Secondo il Tribunale del Riesame, tutto questo è potuto accadere perché Gianluigi Torzi ha avuto un supporto interno al Vaticano.
“Gli stratagemmi adottati da Torzi e dai suoi iniziali complici ‘interni’ alla Santa sede per inserire, con scaltrezza, una modifica statutaria alla società veicolo, non costituisce, a parere di questo Collegio, una mera manifestazione di mera furbizia nelle trattative contrattuali, ma un comportamento che, perpetrato anche grazie alle aderenze interne utilizzate abilmente da Torzi, assume le forme di una vera e propria frode”.

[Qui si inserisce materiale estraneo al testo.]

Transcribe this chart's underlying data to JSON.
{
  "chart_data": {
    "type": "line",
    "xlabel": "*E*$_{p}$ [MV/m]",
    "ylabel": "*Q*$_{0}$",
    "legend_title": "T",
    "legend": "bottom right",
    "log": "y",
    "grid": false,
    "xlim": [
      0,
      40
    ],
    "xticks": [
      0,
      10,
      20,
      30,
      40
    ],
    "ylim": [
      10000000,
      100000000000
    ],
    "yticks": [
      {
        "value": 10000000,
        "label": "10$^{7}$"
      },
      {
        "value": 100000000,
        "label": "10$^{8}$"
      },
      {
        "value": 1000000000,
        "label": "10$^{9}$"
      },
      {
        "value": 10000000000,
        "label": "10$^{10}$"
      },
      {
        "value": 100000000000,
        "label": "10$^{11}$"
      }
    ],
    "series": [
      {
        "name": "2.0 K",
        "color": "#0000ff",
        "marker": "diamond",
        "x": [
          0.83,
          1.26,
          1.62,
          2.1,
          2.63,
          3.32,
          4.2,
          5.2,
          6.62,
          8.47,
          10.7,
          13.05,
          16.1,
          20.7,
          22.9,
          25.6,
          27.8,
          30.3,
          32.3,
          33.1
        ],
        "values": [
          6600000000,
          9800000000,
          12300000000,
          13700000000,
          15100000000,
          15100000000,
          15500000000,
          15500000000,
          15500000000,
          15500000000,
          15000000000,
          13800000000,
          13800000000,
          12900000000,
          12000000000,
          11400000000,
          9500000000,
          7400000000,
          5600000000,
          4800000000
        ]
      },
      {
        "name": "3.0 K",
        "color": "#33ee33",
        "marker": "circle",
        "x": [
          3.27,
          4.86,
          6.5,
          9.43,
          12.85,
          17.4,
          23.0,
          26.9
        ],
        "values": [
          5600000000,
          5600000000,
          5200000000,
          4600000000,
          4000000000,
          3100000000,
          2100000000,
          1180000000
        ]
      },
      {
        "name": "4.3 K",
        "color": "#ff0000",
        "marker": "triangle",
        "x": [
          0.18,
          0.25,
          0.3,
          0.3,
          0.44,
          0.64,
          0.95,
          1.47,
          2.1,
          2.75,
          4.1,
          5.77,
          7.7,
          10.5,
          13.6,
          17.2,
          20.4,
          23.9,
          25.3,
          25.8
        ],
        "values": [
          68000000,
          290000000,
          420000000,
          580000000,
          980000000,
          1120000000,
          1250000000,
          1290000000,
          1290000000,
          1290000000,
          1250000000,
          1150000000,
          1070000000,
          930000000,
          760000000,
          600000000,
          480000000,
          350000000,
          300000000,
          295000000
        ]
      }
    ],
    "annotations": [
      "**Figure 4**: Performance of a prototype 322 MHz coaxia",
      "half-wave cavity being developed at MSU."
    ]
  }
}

Quanto al “giudice inglese della Corona Baumgartner, in relazione agli stessi fatti ed elemento di indagine, pure avendo nel merito ritenuto gli elementi insufficienti a sostenere l’accusa di frode, ha affermato la compatibilità dell’ordinamento processuale vaticano con i principi fondamentali di un ordinamento moderno e garantista come quello anglosassone, sotto il profilo del rispetto dei principi fondamentali, escludendo che vi sia una confusione tra organo di accusa e organo giudiziario”.